Wallace Stevens depicts a similar scenario in “The Idea of Order at Key West.” Here we have a poem about a woman who walks beside the sea and sings a song: She sang beyond the genius of the sea… She sings of the tragic-gestured sea, and of the mayim la-hem chomah: the sunken corral water-walled. It is a song of water and wind, much like Shirat Hayam:
It may be that in all here phrases stirred
The grinding water and the gasping wind. . .
Moreover, her singing creates the reality around her, much as Bnei Yisrael’s singing creates (rather than merely depicts) the conditions for their salvation:
But it was she and not the sea we heard.
For she was the maker of the song she sang…
She was the single artificer of the world
In which she sang. And when she sang, the sea,
Whatever self it had, became the self
That was her song, for she was the maker.

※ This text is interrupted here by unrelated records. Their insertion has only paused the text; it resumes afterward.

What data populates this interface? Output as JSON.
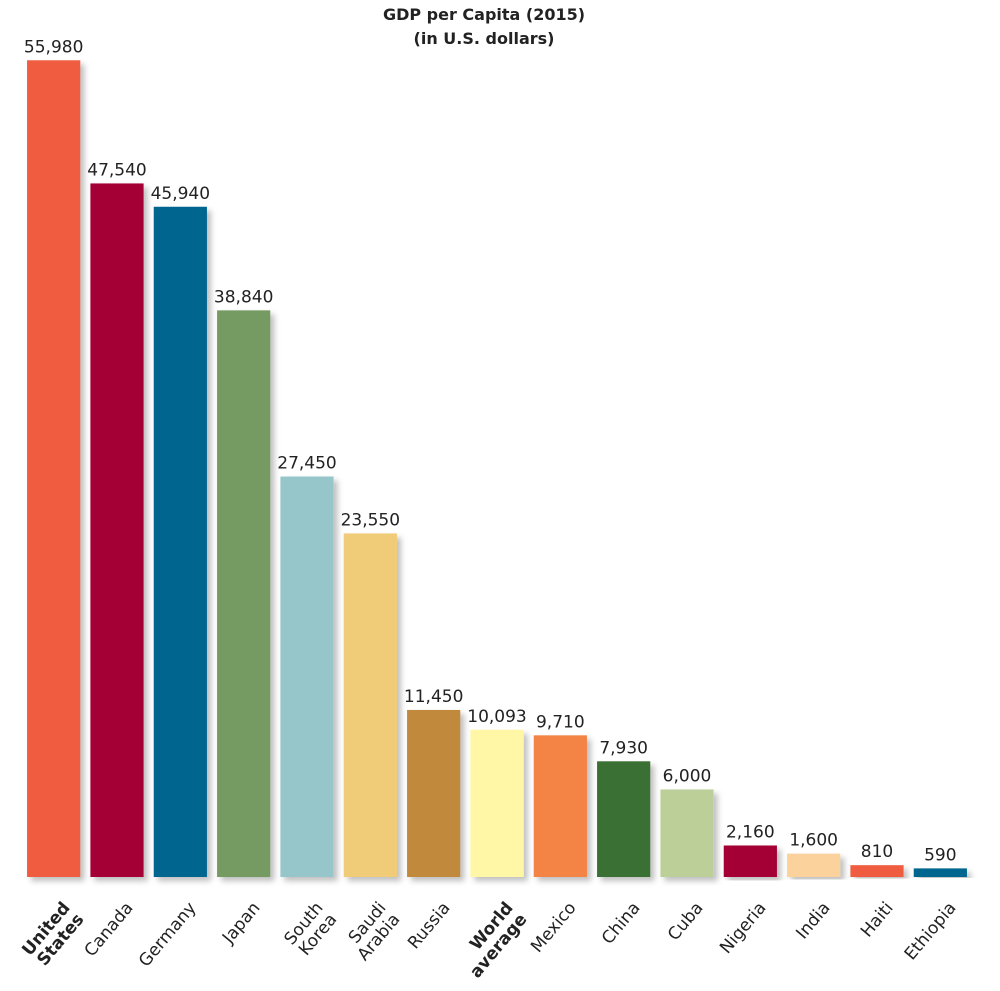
{
  "chart_data": {
    "type": "bar",
    "title": "GDP per Capita (2015)",
    "subtitle": "(in U.S. dollars)",
    "categories": [
      "United States",
      "Canada",
      "Germany",
      "Japan",
      "South Korea",
      "Saudi Arabia",
      "Russia",
      "World average",
      "Mexico",
      "China",
      "Cuba",
      "Nigeria",
      "India",
      "Haiti",
      "Ethiopia"
    ],
    "values": [
      55980,
      47540,
      45940,
      38840,
      27450,
      23550,
      11450,
      10093,
      9710,
      7930,
      6000,
      2160,
      1600,
      810,
      590
    ],
    "value_labels": [
      "55,980",
      "47,540",
      "45,940",
      "38,840",
      "27,450",
      "23,550",
      "11,450",
      "10,093",
      "9,710",
      "7,930",
      "6,000",
      "2,160",
      "1,600",
      "810",
      "590"
    ],
    "colors": [
      "#ef5b3f",
      "#a50034",
      "#00658f",
      "#749b62",
      "#96c5ca",
      "#f0cb78",
      "#c0893a",
      "#fff7a6",
      "#f38444",
      "#3a7034",
      "#bccf98",
      "#a50034",
      "#fbd29b",
      "#ef5b3f",
      "#00658f"
    ],
    "bold_categories": [
      0,
      7
    ],
    "ylim": [
      0,
      56000
    ]
  }
}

Stevens’ poetic subject is the maker both of the song and of the world, just as Miriam’s singing creates the split sea. This is evident even visually in the Torah scroll, where the words of the song are printed in two columns like two walls of water facing one another. Stevens tells us that “the song and water were not medleyed sound,” and yet I cannot help but wonder: if all the heavens were parchment and all the seas were ink, wouldn’t poetry have the power to split the waters?

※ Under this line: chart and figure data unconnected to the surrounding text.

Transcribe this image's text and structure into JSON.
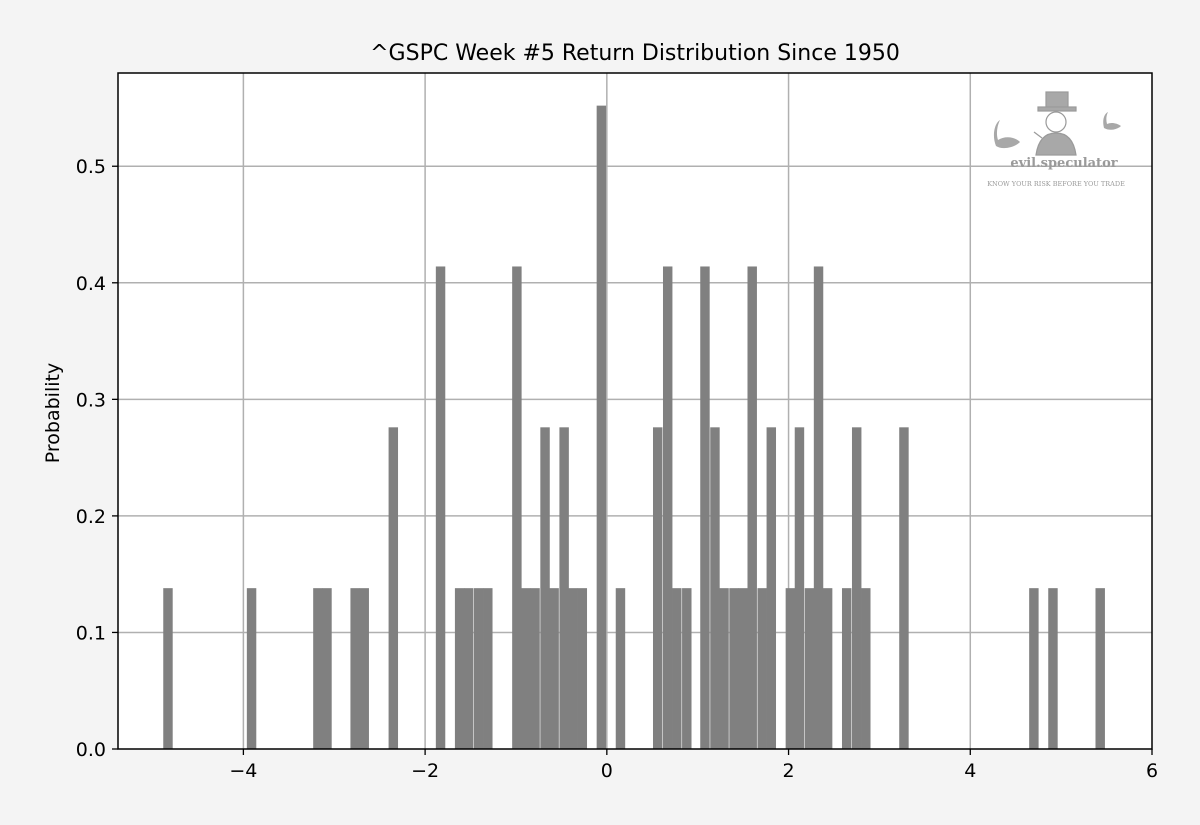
{
  "chart_data": {
    "type": "bar",
    "title": "^GSPC Week #5 Return Distribution Since 1950",
    "xlabel": "",
    "ylabel": "Probability",
    "xlim": [
      -5.38,
      6.0
    ],
    "ylim": [
      0.0,
      0.58
    ],
    "grid": true,
    "bin_width": 0.104,
    "xticks": [
      -4,
      -2,
      0,
      2,
      4,
      6
    ],
    "xtick_labels": [
      "−4",
      "−2",
      "0",
      "2",
      "4",
      "6"
    ],
    "yticks": [
      0.0,
      0.1,
      0.2,
      0.3,
      0.4,
      0.5
    ],
    "ytick_labels": [
      "0.0",
      "0.1",
      "0.2",
      "0.3",
      "0.4",
      "0.5"
    ],
    "color": "#808080",
    "bins": [
      {
        "x": -4.83,
        "y": 0.138
      },
      {
        "x": -3.91,
        "y": 0.138
      },
      {
        "x": -3.18,
        "y": 0.138
      },
      {
        "x": -3.08,
        "y": 0.138
      },
      {
        "x": -2.77,
        "y": 0.138
      },
      {
        "x": -2.67,
        "y": 0.138
      },
      {
        "x": -2.35,
        "y": 0.276
      },
      {
        "x": -1.83,
        "y": 0.414
      },
      {
        "x": -1.62,
        "y": 0.138
      },
      {
        "x": -1.52,
        "y": 0.138
      },
      {
        "x": -1.41,
        "y": 0.138
      },
      {
        "x": -1.31,
        "y": 0.138
      },
      {
        "x": -0.99,
        "y": 0.414
      },
      {
        "x": -0.89,
        "y": 0.138
      },
      {
        "x": -0.79,
        "y": 0.138
      },
      {
        "x": -0.68,
        "y": 0.276
      },
      {
        "x": -0.58,
        "y": 0.138
      },
      {
        "x": -0.47,
        "y": 0.276
      },
      {
        "x": -0.37,
        "y": 0.138
      },
      {
        "x": -0.27,
        "y": 0.138
      },
      {
        "x": -0.06,
        "y": 0.552
      },
      {
        "x": 0.15,
        "y": 0.138
      },
      {
        "x": 0.56,
        "y": 0.276
      },
      {
        "x": 0.67,
        "y": 0.414
      },
      {
        "x": 0.77,
        "y": 0.138
      },
      {
        "x": 0.88,
        "y": 0.138
      },
      {
        "x": 1.08,
        "y": 0.414
      },
      {
        "x": 1.19,
        "y": 0.276
      },
      {
        "x": 1.29,
        "y": 0.138
      },
      {
        "x": 1.4,
        "y": 0.138
      },
      {
        "x": 1.5,
        "y": 0.138
      },
      {
        "x": 1.6,
        "y": 0.414
      },
      {
        "x": 1.71,
        "y": 0.138
      },
      {
        "x": 1.81,
        "y": 0.276
      },
      {
        "x": 2.02,
        "y": 0.138
      },
      {
        "x": 2.12,
        "y": 0.276
      },
      {
        "x": 2.23,
        "y": 0.138
      },
      {
        "x": 2.33,
        "y": 0.414
      },
      {
        "x": 2.43,
        "y": 0.138
      },
      {
        "x": 2.64,
        "y": 0.138
      },
      {
        "x": 2.75,
        "y": 0.276
      },
      {
        "x": 2.85,
        "y": 0.138
      },
      {
        "x": 3.27,
        "y": 0.276
      },
      {
        "x": 4.7,
        "y": 0.138
      },
      {
        "x": 4.91,
        "y": 0.138
      },
      {
        "x": 5.43,
        "y": 0.138
      }
    ]
  },
  "watermark": {
    "brand": "evil.speculator",
    "tagline": "KNOW YOUR RISK BEFORE YOU TRADE"
  }
}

Like Miriam, the woman of this poem sings to an audience that recognizes the power of her words and her melody:
Whose spirit is this? We said “Mi chamocha ba-elim HaShem?”
It was the spirit that we sought and knew “Zeh Eli v’anvehu!”

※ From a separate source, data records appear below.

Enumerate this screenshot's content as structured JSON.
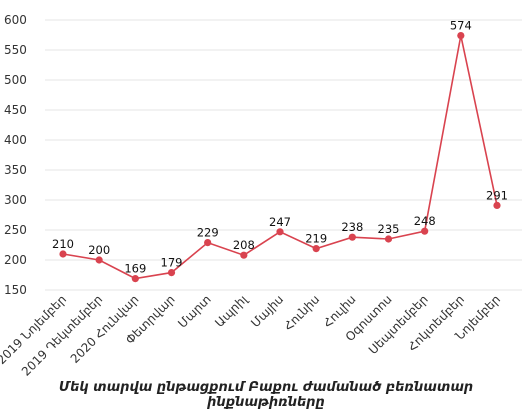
{
  "chart_data": {
    "type": "line",
    "title": "",
    "xlabel": "Մեկ տարվա ընթացքում Բաքու ժամանած բեռնատար ինքնաթիռները",
    "ylabel": "",
    "ylim": [
      150,
      600
    ],
    "yticks": [
      150,
      200,
      250,
      300,
      350,
      400,
      450,
      500,
      550,
      600
    ],
    "grid": true,
    "legend": "none",
    "categories": [
      "2019 Նոյեմբեր",
      "2019 Դեկտեմբեր",
      "2020 Հունվար",
      "Փետրվար",
      "Մարտ",
      "Ապրիլ",
      "Մայիս",
      "Հունիս",
      "Հուլիս",
      "Օգոստոս",
      "Սեպտեմբեր",
      "Հոկտեմբեր",
      "Նոյեմբեր"
    ],
    "series": [
      {
        "values": [
          210,
          200,
          169,
          179,
          229,
          208,
          247,
          219,
          238,
          235,
          248,
          574,
          291
        ],
        "color": "#d9434f"
      }
    ]
  }
}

By singing out in call-and-response to Miriam, and by invoking God’s omnipotence, the Israelites are able to make some sense out of Stevens’ “meaningless plungings of water and the wind.” These sounds become no longer meaningless plunges, but rather the sounds of God’s enemies “sinking like lead in the majestic waters.” And so although “terror and dread descend upon them [the Egyptians],” Bnei Yisrael are able to manufacture some degree of order, i.e. some “seder,” as we say on Pesach. Stevens captures this “rage for order” at the end of his poem:
Oh! Blessed rage for order, pale Ramon,
The maker’s rage to order words of the sea,
Words of the fragrant portals, dimly-starred,
And of ourselves and of our origins,
In ghostlier demarcations, keener sounds.
Led by Miriam, Bnei Yisrael are able to “make” order, both by singing out amidst the horror and by narrating the story of themselves and of their origins as a people chosen by God:
You will bring them and plant the in Your own mountain,
The place You made to dwell in, O Lord,
The sanctuary, O Lord, which Your hands established.
The Lord will reign for ever and ever!
With this triumphant declaration, Miriam of prophetic voice and vision sings beyond the genius of the sea and creates the idea of order at Yam Suf.